The circus is back in town in Washington D.C. (actually, it’s part of a permanent residency), as a congressional panel spent Thursday peppering presidential candidate Hillary Clinton with questions about her role in the Benghazi consulate attack. The attack left four Americans dead, including Ambassador Chris Stevens, and has been the subject of political scandal ever since, with Republicans claiming then-Secretary of State Clinton didn’t do enough to sufficiently fortify the security detail of the consulate.

It’s pure political theater, but sadly, no one on this congressional panel will ask the real questions to which Americans deserve answers.And this is because the real scandal presents questions that can’t be asked, because the answers indict the entire U.S. government.

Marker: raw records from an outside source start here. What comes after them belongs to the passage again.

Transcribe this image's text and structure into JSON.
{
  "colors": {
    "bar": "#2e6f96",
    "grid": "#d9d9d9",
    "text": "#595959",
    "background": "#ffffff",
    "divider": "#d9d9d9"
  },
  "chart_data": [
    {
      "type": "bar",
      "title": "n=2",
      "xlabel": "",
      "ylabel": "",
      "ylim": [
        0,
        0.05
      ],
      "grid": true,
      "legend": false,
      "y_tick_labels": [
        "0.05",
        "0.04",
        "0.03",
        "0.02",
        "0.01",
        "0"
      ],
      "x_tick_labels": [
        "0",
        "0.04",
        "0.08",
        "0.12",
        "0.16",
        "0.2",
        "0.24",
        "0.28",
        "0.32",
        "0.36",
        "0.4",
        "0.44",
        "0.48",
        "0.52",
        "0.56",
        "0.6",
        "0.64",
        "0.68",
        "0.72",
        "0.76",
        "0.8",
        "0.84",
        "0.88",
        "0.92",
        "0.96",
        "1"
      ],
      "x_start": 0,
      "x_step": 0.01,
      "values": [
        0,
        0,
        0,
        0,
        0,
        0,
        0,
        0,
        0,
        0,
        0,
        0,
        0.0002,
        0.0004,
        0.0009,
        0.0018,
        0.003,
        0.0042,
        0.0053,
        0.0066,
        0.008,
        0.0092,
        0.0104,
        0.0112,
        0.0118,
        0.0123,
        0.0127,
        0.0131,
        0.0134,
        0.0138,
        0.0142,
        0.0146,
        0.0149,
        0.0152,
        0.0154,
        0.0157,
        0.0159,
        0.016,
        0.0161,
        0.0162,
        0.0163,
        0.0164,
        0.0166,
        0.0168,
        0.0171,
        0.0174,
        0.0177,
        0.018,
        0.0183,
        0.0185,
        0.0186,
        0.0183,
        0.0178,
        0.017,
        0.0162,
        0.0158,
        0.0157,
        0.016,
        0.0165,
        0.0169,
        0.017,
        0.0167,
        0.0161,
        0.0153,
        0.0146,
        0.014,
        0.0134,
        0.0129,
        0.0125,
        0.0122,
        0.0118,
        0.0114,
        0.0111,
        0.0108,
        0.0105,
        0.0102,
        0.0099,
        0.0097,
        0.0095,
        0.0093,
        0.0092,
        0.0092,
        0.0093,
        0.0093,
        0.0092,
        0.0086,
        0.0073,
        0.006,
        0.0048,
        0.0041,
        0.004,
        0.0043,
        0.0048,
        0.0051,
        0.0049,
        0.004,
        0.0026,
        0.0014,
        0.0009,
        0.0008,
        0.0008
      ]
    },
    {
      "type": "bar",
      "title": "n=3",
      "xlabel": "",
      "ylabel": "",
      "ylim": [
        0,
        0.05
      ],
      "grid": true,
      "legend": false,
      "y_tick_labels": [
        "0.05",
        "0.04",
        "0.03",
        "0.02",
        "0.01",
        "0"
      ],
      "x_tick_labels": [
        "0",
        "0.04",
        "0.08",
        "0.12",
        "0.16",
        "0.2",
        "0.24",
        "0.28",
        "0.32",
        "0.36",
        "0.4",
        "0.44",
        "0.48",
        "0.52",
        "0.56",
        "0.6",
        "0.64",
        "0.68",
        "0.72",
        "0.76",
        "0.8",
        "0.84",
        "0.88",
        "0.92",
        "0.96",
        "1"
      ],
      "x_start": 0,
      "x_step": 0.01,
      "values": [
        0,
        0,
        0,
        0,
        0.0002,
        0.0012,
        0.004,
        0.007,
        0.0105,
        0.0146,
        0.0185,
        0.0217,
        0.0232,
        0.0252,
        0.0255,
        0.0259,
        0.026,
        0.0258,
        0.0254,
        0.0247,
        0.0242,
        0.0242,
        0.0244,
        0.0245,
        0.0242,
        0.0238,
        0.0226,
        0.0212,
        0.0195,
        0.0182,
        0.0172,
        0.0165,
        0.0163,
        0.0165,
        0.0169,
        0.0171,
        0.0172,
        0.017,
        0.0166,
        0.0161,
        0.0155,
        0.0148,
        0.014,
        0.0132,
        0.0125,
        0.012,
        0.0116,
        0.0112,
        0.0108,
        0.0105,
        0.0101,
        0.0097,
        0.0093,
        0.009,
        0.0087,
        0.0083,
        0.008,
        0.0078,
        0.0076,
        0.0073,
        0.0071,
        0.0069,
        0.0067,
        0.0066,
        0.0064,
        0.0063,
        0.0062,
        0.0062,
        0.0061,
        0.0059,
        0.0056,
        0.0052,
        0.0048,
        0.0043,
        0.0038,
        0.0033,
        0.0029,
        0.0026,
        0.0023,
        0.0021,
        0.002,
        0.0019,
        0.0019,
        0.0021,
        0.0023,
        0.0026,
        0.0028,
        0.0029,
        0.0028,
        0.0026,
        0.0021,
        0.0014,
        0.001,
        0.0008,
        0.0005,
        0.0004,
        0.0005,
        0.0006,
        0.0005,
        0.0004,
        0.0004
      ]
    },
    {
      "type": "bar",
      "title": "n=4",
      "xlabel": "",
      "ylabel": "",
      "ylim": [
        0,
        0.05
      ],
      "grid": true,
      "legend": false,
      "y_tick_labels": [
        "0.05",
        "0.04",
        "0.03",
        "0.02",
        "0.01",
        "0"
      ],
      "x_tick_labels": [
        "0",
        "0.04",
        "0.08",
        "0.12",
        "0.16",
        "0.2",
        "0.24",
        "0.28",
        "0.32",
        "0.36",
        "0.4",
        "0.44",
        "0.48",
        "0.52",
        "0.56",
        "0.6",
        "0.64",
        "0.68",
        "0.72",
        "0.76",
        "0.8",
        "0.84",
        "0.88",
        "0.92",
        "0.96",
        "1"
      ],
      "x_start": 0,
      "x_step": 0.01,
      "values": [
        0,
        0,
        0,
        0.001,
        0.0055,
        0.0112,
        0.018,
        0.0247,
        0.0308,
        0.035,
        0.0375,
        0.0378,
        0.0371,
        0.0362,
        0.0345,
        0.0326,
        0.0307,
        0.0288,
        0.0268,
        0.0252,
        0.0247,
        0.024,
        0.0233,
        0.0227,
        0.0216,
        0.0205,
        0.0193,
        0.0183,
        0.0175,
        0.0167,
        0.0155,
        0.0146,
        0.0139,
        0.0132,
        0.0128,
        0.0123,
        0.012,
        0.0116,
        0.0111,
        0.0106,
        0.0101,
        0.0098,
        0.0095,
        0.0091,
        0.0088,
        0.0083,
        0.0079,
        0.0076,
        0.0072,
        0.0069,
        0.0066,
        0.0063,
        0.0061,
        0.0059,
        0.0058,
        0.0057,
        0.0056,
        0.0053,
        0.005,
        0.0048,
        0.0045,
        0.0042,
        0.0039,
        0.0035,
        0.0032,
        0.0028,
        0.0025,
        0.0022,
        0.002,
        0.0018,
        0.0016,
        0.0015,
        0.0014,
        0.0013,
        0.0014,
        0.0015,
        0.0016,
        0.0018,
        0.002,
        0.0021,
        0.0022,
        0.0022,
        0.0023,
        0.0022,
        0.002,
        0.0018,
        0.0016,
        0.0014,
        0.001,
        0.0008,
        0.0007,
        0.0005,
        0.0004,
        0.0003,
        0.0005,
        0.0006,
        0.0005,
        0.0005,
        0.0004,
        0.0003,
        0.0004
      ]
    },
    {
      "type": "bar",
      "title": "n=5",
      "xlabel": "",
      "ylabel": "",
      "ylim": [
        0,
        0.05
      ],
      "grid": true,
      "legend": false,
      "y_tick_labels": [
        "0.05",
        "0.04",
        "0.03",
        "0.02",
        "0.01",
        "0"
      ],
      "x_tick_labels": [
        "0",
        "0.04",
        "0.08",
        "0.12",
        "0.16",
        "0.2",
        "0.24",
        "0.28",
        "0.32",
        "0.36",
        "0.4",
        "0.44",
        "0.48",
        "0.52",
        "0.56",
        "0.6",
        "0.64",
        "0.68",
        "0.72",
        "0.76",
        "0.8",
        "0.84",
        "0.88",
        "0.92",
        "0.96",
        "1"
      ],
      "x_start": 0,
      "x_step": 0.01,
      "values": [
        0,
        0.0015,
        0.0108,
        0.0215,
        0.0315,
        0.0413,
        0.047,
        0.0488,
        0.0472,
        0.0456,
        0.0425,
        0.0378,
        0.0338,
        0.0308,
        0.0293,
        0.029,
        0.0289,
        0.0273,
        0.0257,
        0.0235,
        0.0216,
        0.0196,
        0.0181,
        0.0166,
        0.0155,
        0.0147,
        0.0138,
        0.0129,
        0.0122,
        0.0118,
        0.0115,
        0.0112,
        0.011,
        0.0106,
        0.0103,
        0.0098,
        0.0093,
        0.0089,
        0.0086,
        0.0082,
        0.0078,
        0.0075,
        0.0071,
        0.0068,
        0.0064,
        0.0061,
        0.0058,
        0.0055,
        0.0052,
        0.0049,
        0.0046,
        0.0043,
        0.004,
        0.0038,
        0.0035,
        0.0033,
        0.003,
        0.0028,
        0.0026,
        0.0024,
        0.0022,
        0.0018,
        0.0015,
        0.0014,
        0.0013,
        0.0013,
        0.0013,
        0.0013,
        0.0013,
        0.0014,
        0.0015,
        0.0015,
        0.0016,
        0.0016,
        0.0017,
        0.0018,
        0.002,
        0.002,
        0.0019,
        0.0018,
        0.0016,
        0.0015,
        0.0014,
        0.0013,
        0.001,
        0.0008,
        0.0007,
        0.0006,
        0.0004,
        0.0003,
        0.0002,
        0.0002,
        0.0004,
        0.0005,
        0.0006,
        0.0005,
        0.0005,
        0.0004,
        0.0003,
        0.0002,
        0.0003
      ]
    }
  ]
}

What was our true geopolitical motive in Libya?

At its core, the 2011 NATO-backed rebels’ deposal of Libya’s dictator, Muammar Gaddafi, involved United States foreign policy interests. As with other recent military actions in the Middle East, it is part of a deep and blood-soaked history of coups that includes no less than 35 countries.

Soon after 9/11, former General Wesley Clark was informed about a memo outlining how the U.S. government planned to “take out” seven countries in five years. Those countries included Iraq, Libya, Syria, Lebanon, Somalia, Sudan, and Iran.

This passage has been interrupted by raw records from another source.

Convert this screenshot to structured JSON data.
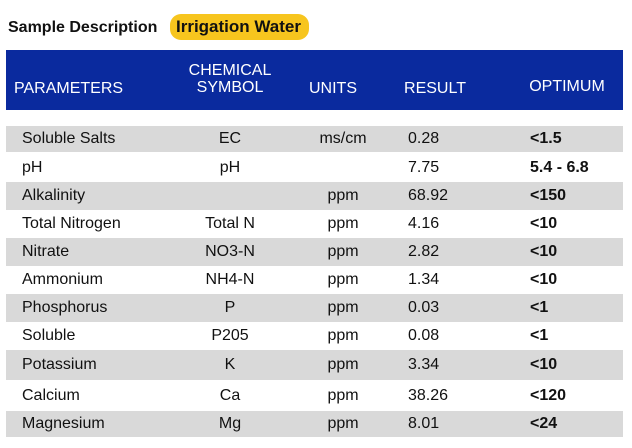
{
  "sample": {
    "label": "Sample Description",
    "value": "Irrigation Water"
  },
  "table": {
    "headers": {
      "parameters": "PARAMETERS",
      "chemical": "CHEMICAL",
      "symbol": "SYMBOL",
      "units": "UNITS",
      "result": "RESULT",
      "optimum": "OPTIMUM"
    },
    "rows": [
      {
        "parameter": "Soluble Salts",
        "symbol": "EC",
        "units": "ms/cm",
        "result": "0.28",
        "optimum": "<1.5"
      },
      {
        "parameter": "pH",
        "symbol": "pH",
        "units": "",
        "result": "7.75",
        "optimum": "5.4 - 6.8"
      },
      {
        "parameter": "Alkalinity",
        "symbol": "",
        "units": "ppm",
        "result": "68.92",
        "optimum": "<150"
      },
      {
        "parameter": "Total Nitrogen",
        "symbol": "Total N",
        "units": "ppm",
        "result": "4.16",
        "optimum": "<10"
      },
      {
        "parameter": "Nitrate",
        "symbol": "NO3-N",
        "units": "ppm",
        "result": "2.82",
        "optimum": "<10"
      },
      {
        "parameter": "Ammonium",
        "symbol": "NH4-N",
        "units": "ppm",
        "result": "1.34",
        "optimum": "<10"
      },
      {
        "parameter": "Phosphorus",
        "symbol": "P",
        "units": "ppm",
        "result": "0.03",
        "optimum": "<1"
      },
      {
        "parameter": "Soluble",
        "symbol": "P205",
        "units": "ppm",
        "result": "0.08",
        "optimum": "<1"
      },
      {
        "parameter": "Potassium",
        "symbol": "K",
        "units": "ppm",
        "result": "3.34",
        "optimum": "<10"
      },
      {
        "parameter": "Calcium",
        "symbol": "Ca",
        "units": "ppm",
        "result": "38.26",
        "optimum": "<120"
      },
      {
        "parameter": "Magnesium",
        "symbol": "Mg",
        "units": "ppm",
        "result": "8.01",
        "optimum": "<24"
      }
    ]
  }
}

According to many reports, this plan had been in the works since the 1990s, when the neoconservative think tank, Project For A New American Centurywhich was presided over by stalwart war profiteers Dick Cheney, Donald Rumsfeld, Paul Wolfowitz, Richard Perle, and others drew up plans for an all-out invasion of Iraq as early as 1998. This plan included comprehensive military actions throughout the Middle East, as described by General Clark.

The overthrow of Libya’s secular-Arab nationalist regime was very much a part of this geopolitical coup, a predicate of which was protecting the petrodollar (which is a term used to describe the world’s dominant reserve currency, the U.S. dollar, which is based on petroleum exports) and establishing a permanent occupying force in the Middle East. When Gaddafi announced in 2009 that he planned to nationalize the country’s oil reserves, he may have sealed his fate.

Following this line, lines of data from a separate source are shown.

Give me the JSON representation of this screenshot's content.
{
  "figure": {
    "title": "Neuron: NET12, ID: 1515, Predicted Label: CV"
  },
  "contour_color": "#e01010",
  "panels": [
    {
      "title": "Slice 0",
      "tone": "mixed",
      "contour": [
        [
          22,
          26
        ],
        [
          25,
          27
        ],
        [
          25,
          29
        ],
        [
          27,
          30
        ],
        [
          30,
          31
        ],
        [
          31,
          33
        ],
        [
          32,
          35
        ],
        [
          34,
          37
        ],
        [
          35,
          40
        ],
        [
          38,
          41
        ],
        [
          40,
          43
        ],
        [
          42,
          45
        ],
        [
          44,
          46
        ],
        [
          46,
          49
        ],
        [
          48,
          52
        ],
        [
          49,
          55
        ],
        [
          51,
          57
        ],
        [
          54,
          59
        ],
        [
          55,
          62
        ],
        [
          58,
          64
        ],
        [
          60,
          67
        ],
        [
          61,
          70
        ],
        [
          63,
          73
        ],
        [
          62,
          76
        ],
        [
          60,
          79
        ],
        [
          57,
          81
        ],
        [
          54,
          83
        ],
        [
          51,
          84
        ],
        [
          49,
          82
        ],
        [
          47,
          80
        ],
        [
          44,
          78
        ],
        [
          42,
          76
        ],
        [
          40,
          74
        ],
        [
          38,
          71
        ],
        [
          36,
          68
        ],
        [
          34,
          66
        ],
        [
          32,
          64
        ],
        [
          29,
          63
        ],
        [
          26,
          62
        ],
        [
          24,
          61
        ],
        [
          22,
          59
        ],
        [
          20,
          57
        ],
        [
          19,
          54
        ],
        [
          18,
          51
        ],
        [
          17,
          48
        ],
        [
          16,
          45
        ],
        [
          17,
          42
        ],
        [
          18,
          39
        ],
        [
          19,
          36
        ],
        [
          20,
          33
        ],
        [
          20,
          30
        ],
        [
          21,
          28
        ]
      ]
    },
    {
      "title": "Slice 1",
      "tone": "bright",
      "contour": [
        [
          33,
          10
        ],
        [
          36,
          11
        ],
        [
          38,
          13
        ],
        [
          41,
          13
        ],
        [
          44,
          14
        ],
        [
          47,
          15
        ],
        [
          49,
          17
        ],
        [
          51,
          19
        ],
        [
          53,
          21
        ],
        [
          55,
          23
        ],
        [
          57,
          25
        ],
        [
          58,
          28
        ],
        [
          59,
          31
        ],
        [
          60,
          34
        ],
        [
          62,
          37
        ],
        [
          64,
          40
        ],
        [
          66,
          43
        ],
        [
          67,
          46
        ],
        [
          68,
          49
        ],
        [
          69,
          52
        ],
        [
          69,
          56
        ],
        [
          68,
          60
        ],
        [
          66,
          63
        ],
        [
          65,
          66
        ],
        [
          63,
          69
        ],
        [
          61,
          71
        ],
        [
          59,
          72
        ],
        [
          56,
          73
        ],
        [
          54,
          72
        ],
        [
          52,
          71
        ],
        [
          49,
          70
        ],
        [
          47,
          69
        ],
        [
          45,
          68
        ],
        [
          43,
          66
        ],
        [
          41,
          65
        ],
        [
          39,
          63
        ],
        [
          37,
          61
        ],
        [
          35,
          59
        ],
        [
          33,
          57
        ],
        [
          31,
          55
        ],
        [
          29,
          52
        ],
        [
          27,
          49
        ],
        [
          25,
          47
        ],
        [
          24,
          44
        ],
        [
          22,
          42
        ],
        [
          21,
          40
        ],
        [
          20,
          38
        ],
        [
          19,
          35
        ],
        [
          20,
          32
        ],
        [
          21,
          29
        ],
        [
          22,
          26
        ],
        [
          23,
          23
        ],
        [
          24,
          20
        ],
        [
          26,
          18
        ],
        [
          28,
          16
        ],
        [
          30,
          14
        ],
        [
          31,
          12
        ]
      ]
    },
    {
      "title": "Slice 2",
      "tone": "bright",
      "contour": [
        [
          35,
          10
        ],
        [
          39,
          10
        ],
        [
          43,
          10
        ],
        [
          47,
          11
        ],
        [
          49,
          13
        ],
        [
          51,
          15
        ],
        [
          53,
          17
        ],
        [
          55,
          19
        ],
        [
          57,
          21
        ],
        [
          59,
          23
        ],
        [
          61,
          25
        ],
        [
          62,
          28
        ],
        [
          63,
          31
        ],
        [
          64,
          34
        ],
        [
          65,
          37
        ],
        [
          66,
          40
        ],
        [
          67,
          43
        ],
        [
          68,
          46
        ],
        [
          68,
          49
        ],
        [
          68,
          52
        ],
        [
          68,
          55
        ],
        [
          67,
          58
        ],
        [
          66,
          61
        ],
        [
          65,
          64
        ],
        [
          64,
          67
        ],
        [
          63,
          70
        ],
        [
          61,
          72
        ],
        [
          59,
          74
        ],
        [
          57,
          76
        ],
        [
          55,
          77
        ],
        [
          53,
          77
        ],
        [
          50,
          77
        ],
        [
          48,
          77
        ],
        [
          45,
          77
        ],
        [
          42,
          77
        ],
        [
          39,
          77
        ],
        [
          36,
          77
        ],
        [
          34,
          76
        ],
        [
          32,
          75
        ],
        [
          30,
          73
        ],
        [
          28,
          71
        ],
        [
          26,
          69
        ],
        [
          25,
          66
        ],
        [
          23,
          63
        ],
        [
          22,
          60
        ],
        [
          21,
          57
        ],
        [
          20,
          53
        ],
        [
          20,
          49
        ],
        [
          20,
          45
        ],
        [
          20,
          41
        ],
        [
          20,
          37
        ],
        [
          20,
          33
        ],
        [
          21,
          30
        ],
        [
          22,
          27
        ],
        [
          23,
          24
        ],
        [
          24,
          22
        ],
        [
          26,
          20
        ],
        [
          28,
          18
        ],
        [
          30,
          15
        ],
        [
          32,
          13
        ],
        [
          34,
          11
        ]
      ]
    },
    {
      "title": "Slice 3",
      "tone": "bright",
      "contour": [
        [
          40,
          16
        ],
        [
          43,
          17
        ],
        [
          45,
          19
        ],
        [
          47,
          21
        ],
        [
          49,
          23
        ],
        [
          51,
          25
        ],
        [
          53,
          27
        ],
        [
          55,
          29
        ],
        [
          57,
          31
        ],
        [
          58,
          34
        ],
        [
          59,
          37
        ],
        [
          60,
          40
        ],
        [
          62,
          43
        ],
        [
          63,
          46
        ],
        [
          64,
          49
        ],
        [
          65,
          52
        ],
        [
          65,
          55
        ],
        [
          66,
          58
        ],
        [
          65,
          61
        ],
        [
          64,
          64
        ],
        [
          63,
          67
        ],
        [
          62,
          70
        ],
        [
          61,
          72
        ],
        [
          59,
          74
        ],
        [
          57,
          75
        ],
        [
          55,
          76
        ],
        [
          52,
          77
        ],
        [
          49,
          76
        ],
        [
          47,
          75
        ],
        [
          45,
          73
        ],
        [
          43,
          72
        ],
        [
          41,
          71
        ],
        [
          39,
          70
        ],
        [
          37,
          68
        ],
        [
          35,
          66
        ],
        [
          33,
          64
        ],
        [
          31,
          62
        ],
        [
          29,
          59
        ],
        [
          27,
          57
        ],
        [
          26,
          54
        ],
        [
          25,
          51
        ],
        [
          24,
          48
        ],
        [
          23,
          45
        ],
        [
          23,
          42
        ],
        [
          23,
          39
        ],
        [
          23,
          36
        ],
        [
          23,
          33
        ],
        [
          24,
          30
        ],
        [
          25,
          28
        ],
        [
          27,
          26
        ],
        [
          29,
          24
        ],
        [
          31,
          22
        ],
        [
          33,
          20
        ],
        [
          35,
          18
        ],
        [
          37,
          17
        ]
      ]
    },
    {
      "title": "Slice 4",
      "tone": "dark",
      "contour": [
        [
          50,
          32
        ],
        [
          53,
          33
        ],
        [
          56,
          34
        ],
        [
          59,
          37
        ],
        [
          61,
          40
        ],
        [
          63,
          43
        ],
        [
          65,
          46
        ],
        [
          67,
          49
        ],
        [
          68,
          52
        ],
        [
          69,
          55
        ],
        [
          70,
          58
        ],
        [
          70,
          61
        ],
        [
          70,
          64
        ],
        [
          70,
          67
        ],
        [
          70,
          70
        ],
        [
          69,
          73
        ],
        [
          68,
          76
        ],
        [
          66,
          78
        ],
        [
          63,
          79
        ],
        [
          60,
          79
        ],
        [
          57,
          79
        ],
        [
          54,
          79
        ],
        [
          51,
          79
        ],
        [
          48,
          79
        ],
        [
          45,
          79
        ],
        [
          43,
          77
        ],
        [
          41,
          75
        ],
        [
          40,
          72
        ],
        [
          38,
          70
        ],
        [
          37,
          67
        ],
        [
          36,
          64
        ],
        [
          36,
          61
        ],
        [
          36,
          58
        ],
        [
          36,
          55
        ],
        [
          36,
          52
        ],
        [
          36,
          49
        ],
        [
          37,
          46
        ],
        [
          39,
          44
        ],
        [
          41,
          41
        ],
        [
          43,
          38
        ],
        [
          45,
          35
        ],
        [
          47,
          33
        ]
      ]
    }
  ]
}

So, the question for then-Secretary of State Hillary Clinton would be something like this: do you still support the administration’s decision to arm the terrorist group Al Qaeda (remember them?) in order to topple Gaddafi, destabilize the government, and allow the U.S. to install a puppet regime amenable to economic imperialism? The answer would not be politically expedient.

What was the role of Ambassador Stevens in supplying arms to Syria?

A wide variety of news sources have now confirmed the CIA was indeed running an arms smuggling team in Benghazi at the time the consulate was attacked. Pulitzer-prize winning investigative reporter Seymour Hersh, among others, dug up more of the facts about what was really going on Libya and why the matter is controversial for all the wrong reasons:

“A highly classified annex to the report, not made public, described a secret agreement reached in early 2012 between the Obama and Erdo?an administrations. It pertained to the rat line. By the terms of the agreement, funding came from Turkey, as well as Saudi Arabia and Qatar; the CIA, with the support of MI6, was responsible for getting arms from Gaddafi’s arsenals into Syria.”

So our question to Clinton would be: how would you characterize Ambassador Steven’s role in the rat line that was running guns to Syrian rebels through Libya?

Did we topple Gaddafi because he was rejecting the petrodollar and threatening to adopt a gold-based currency?

As mentioned above, the toppling of Libya’s dictator was directly related to protecting the power of the petrodollar in the Middle East. According to Anthony Wile, prior to his ousting, Gaddafi had made no secrets about introducing a gold dinar, “a single African currency made from gold, a true sharing of the wealth.”

Gaddafi possessed about 144 tons of gold and believed this gold dinar would prove to be a major financial asset as a national currency. In an interview with RT, Wile said:

“If Gaddafi had an intent to try to re-price his oil or whatever else the country was selling on the global market and accept something else as a currency or maybe launch a gold dinar currency, any move such as that would certainly not be welcomed by the power elite today, who are responsible for controlling the world’s central banks. … So yes, that would certainly be something that would cause his immediate dismissal and the need for other reasons to be brought forward from moving him from power.

“The central banking Ponzi scheme requires an ever-increasing base of demand and the immediate silencing of those who would threaten its existence. Perhaps that is what the hurry is in removing Gaddafi in particular and those who might have been sympathetic to his monetary idea.”

There is plenty of precedence for such a military-backed silencing. Many analysts believe Saddam Hussein’s intent to trade Iraqi oil in Euros instead of the dollar was the final straw before the U.S. invasion of Iraq.

In Gaddafi’s case, his overthrow may have protected our petroleum-based currency from a gold dinar alternative, but it has plunged North Africa into chaos and allowed Islamist militias to gain control over Tripoli.

So our final question to Madam Secretary Clinton (and it’s a doozy): approximately how many innocent civilians have died protecting the petrodollar?